For Mr Lao Lin, Head of the Ministry of the Interior’s  ‘Anti Human Trafficking and Juvenile Protection Department’

- What was the legal basis upon which Citipointe church kept Rosa and Chita incarcerated in the church’s ‘She Rescue Home’ between July 31st 2008 and Nov 2009 against the express wishes of their parents?

Another question that an investigating journalist could ask, in looking at the bigger picture, is of HAGAR, a recipient of AusAID funding:
“It is true that HAGAR limits the visits of children in the NGOs care with their families to 2 hours per year?”
This question would take less than a minute for a journalist to ask in an email. And I could direct an interested journalist to young women who maintain that they were only allowed to see their family for two hours a year whilst in the care of HAGAR. Yes, all these young women could be lying. But then so could HAGAR, if the NGO denies that visits are limited to 2 hours per year. (HAGAR will cite ‘client confidentiality as a reason to answer no questions).
Even the most thorough of investigations may not reveal where the truth lies vis a vis the two hours per annum visitations rights practiced by HAGAR but this should not deter a journalist from presenting both sides of the story and asking, in a public forum, the questions that HAGAR refuses to answer. My own attempts to get answers from HAGAR can be found at:
http://citipointechurch.blogspot.com.au/2013/03/for-kate-kennedy-hagar.html
And there are myriad questions that could be asked of the Cambodian Children’s Fund by any journalist who looks at the NGO’s website, calculator in hand. I have asked many questions of Scott Neeson but he refuses to answer most of them and, in one instance replied with such a whopping lie in relation to assistance that CCF had allegedly provided one family that makes one wonder if anything he says or that appears on his website is true. Almost all of my correspondence with Scott is to be found online, starting at:
http://citipointechurch.blogspot.com.au/2013/08/cambodian-childrens-fund-1.html

James
Ask anyone who has considerable experience in Cambodia, considerable experience with NGOs and it does not take long before heads get shaken in unison at the sheer hopelessness of so many NGOs and the contradiction between what they claim to be doing on their websites and what they are actually doing on the ground. Like the Emperor’s New Clothes, however, everyone in Cambodia making a good living from ‘helping’ poor Cambodians prefers to pretend that all is well in NGO land.  And the English language buries its head, ostrich like, in the sand and sees nothing!
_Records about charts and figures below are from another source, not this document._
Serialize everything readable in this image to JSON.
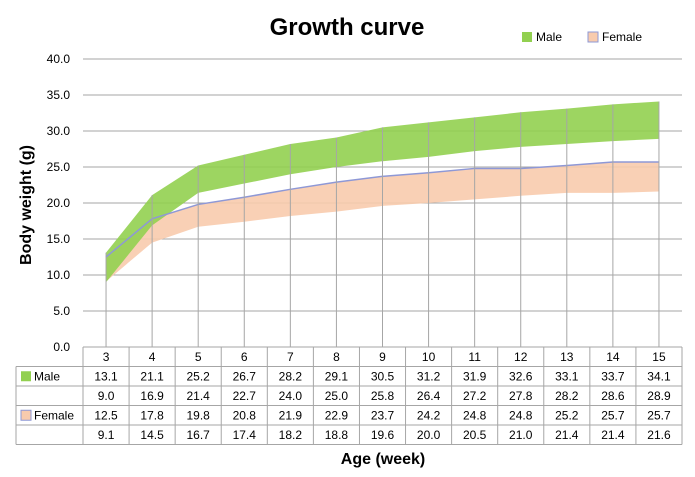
{
  "chart_data": {
    "type": "area",
    "title": "Growth curve",
    "xlabel": "Age (week)",
    "ylabel": "Body weight (g)",
    "ylim": [
      0,
      40
    ],
    "yticks": [
      "0.0",
      "5.0",
      "10.0",
      "15.0",
      "20.0",
      "25.0",
      "30.0",
      "35.0",
      "40.0"
    ],
    "grid": true,
    "legend_position": "top-right",
    "categories": [
      "3",
      "4",
      "5",
      "6",
      "7",
      "8",
      "9",
      "10",
      "11",
      "12",
      "13",
      "14",
      "15"
    ],
    "series": [
      {
        "name": "Male",
        "color": "#92d050",
        "upper": [
          13.1,
          21.1,
          25.2,
          26.7,
          28.2,
          29.1,
          30.5,
          31.2,
          31.9,
          32.6,
          33.1,
          33.7,
          34.1
        ],
        "lower": [
          9.0,
          16.9,
          21.4,
          22.7,
          24.0,
          25.0,
          25.8,
          26.4,
          27.2,
          27.8,
          28.2,
          28.6,
          28.9
        ],
        "upper_text": [
          "13.1",
          "21.1",
          "25.2",
          "26.7",
          "28.2",
          "29.1",
          "30.5",
          "31.2",
          "31.9",
          "32.6",
          "33.1",
          "33.7",
          "34.1"
        ],
        "lower_text": [
          "9.0",
          "16.9",
          "21.4",
          "22.7",
          "24.0",
          "25.0",
          "25.8",
          "26.4",
          "27.2",
          "27.8",
          "28.2",
          "28.6",
          "28.9"
        ]
      },
      {
        "name": "Female",
        "color": "#f8cbad",
        "edge_color": "#8e98d6",
        "upper": [
          12.5,
          17.8,
          19.8,
          20.8,
          21.9,
          22.9,
          23.7,
          24.2,
          24.8,
          24.8,
          25.2,
          25.7,
          25.7
        ],
        "lower": [
          9.1,
          14.5,
          16.7,
          17.4,
          18.2,
          18.8,
          19.6,
          20.0,
          20.5,
          21.0,
          21.4,
          21.4,
          21.6
        ],
        "upper_text": [
          "12.5",
          "17.8",
          "19.8",
          "20.8",
          "21.9",
          "22.9",
          "23.7",
          "24.2",
          "24.8",
          "24.8",
          "25.2",
          "25.7",
          "25.7"
        ],
        "lower_text": [
          "9.1",
          "14.5",
          "16.7",
          "17.4",
          "18.2",
          "18.8",
          "19.6",
          "20.0",
          "20.5",
          "21.0",
          "21.4",
          "21.4",
          "21.6"
        ]
      }
    ]
  }
}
Chita (left) and Rosa (right) - illegally removed in 2008
I hope that at some point in the not-too-distant future  it will be the Cambodians themselves who get together, form their own lobby and start asking of the NGO community the kind of transparency and accountability that they are now demanding of their government. I hope that it will be Cambodians themselves asking how NGO monies are being spent? How much of it is actually helping Cambodia’s poor and how much of it is being spent enabling expatriate NGOs to live in the sort of comfort they would not have available to them back in their home countries? Even in the case of NGOs that mean well and are trying their hardest, how many of them are doing more harm than good?